Vector Similarity in RAG: Finding Semantically Related Content

Understand vector similarity and how RAG systems find semantically related content. Learn similarity metrics and retrieval mechanisms.

Vector Similarity: The Engine of Semantic Retrieval

Once your documents are embedded as vectors, the core retrieval task becomes: given a query vector, find the document vectors most similar to it. This seemingly simple task—finding similar vectors—powers semantic search in RAG systems.

The Geometry of Meaning

Embeddings place texts in a high-dimensional vector space where geometry encodes meaning:

  • Similar texts have vectors pointing in similar directions
  • Dissimilar texts point in different directions
  • The distance or angle between vectors measures semantic similarity

Intuitive example (simplified to 2D):

Dimension 2
│ "cat"
│ •
│ /
│ / similarity
│ /
──────────•────────→ Dimension 1
/│ "dog"
/ │ •
/ │ /
/ │ /
"table" │/
• │

“Cat” and “dog” are nearby (both animals), while “table” is distant.

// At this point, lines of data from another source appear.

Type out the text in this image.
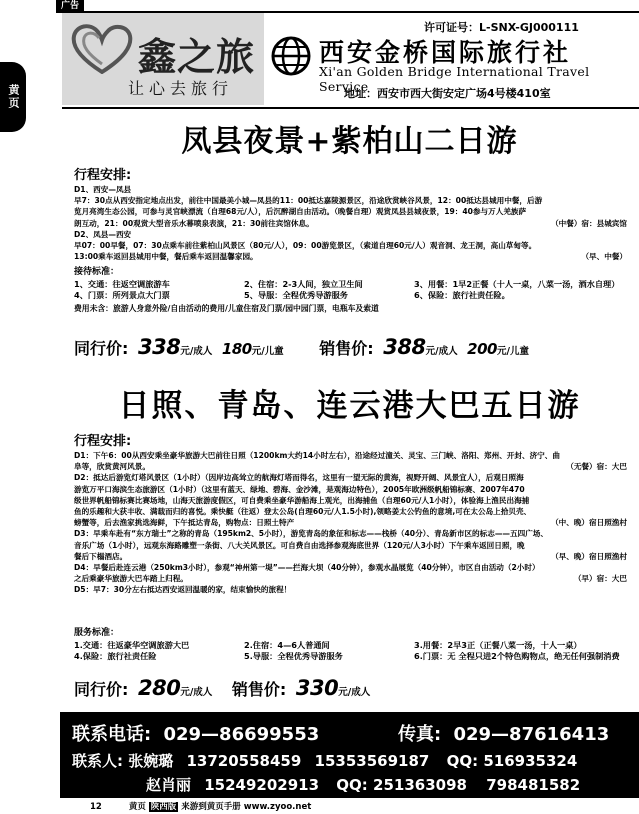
广告
黄页
鑫之旅
让心去旅行
许可证号：L-SNX-GJ000111
西安金桥国际旅行社
Xi'an Golden Bridge International Travel Service
地址：西安市西大街安定广场4号楼410室
凤县夜景+紫柏山二日游
行程安排:

D1、西安—凤县

早7：30点从西安指定地点出发，前往中国最美小城—凤县的11：00抵达嘉陵源景区，沿途欣赏峡谷风景，12：00抵达县城用中餐，后游

览月亮湾生态公园，可参与灵官峡漂流（自理68元/人），后沉醉湖自由活动。（晚餐自理）观赏凤县县城夜景，19：40参与万人羌族萨

（中餐）宿：县城宾馆
朗互动，21：00观赏大型音乐水幕喷泉表演，21：30前往宾馆休息。

D2、凤县—西安

早07：00早餐，07：30点乘车前往紫柏山风景区（80元/人），09：00游览景区，（索道自理60元/人）观音洞、龙王洞，高山草甸等。

（早、中餐）
13:00乘车返回县城用中餐，餐后乘车返回温馨家园。

接待标准：
1、交通：往返空调旅游车	2、住宿：2-3人间，独立卫生间	3、用餐：1早2正餐（十人一桌，八菜一汤，酒水自理）
4、门票：所列景点大门票	5、导服：全程优秀导游服务	6、保险：旅行社责任险。
费用未含：旅游人身意外险/自由活动的费用/儿童住宿及门票/园中园门票，电瓶车及索道
同行价: 338元/成人 180元/儿童 销售价: 388元/成人 200元/儿童
日照、青岛、连云港大巴五日游
行程安排:

D1：下午6：00从西安乘坐豪华旅游大巴前往日照（1200km大约14小时左右），沿途经过潼关、灵宝、三门峡、洛阳、郑州、开封、济宁、曲

（无餐）宿：大巴
阜等，欣赏黄河风景。

D2：抵达后游览灯塔风景区（1小时）（因岸边高耸立的航海灯塔而得名，这里有一望无际的黄海，视野开阔、风景宜人），后观日照海

游览万平口海滨生态旅游区（1小时）（这里有蓝天、绿地、碧海、金沙滩，是观海边特色），2005年欧洲级帆船锦标赛、2007年470

级世界帆船锦标赛比赛场地，山海天旅游度假区，可自费乘坐豪华游船海上观光，出海捕鱼（自理60元/人1小时），体验海上渔民出海捕

鱼的乐趣和大获丰收、满载而归的喜悦。乘快艇（往返）登太公岛(自理60元/人1.5小时),领略姜太公钓鱼的意境,可在太公岛上拾贝壳、

（中、晚）宿日照渔村
螃蟹等，后去渔家挑选海鲜，下午抵达青岛，购物点：日照土特产

D3：早乘车赴有“东方瑞士”之称的青岛（195km2、5小时），游览青岛的象征和标志——栈桥（40分）、青岛新市区的标志——五四广场、

音乐广场（1小时），远观东海路雕塑一条街、八大关风景区。可自费自由选择参观海底世界（120元/人3小时）下午乘车返回日照，晚

（早、晚）宿日照渔村
餐后下榻酒店。

D4：早餐后赴连云港（250km3小时），参观“神州第一堤”——拦海大坝（40分钟），参观水晶展览（40分钟），市区自由活动（2小时）

（早）宿：大巴
之后乘豪华旅游大巴车踏上归程。

D5：早7：30分左右抵达西安返回温暖的家，结束愉快的旅程！

服务标准：
1.交通：往返豪华空调旅游大巴	2.住宿：4—6人普通间	3.用餐：2早3正（正餐八菜一汤，十人一桌）
4.保险：旅行社责任险	5.导服：全程优秀导游服务	6.门票：无 全程只进2个特色购物点，绝无任何强制消费
同行价: 280元/成人 销售价: 330元/成人
联系电话: 029—86699553	传真: 029—87616413
联系人: 张婉璐 13720558459 15353569187 QQ: 516935324
赵肖丽 15249202913 QQ: 251363098 798481582
12	黄页 陕西版 来游到黄页手册 www.zyoo.net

Similarity Metrics: The Math

1. Cosine Similarity

Measures the angle between vectors. Most popular for embeddings.

Formula:

similarity = (A · B) / (||A|| × ||B||)

Characteristics:

  • Range: -1 to +1 (typically 0 to 1 for normalized embeddings)
  • Interpretation: 1.0 = identical direction, 0.0 = orthogonal, -1.0 = opposite
  • Why it’s popular: Invariant to vector magnitude, computationally efficient

Intuition: Two sentences with identical content get similarity 1.0, even if one is typed in ALL CAPS (affecting magnitude but not direction).

Example:

from sklearn.metrics.pairwise import cosine_similarity
query_embedding = [0.5, 0.8, -0.2, ...]
document_embedding = [0.51, 0.79, -0.19, ...]
similarity = cosine_similarity([query_embedding], [document_embedding])
# Returns: [[0.998]] (very similar)

2. Euclidean Distance

Measures straight-line distance between vectors.

Formula:

distance = sqrt((A₁-B₁)² + (A₂-B₂)² + ... + (Aₙ-Bₙ)²)

Characteristics:

  • Range: 0 to infinity
  • Interpretation: 0 = identical, larger = more different
  • Sensitive to vector magnitude (important distinction)

When to use: When absolute differences matter, less common in embedding similarity.

Example:

from scipy.spatial.distance import euclidean
distance = euclidean(query_embedding, document_embedding)
# Returns: 0.05 (small distance = similar)

3. Dot Product Similarity

Simple multiplication of corresponding dimensions.

Formula:

similarity = A · B = Σ(Aᵢ × Bᵢ)

Characteristics:

  • Range: unbounded (depends on vector magnitude)
  • Fast computation
  • Assumes normalized vectors for meaningful results
  • Used in some production systems for speed

When to use: When vectors are normalized and speed is critical.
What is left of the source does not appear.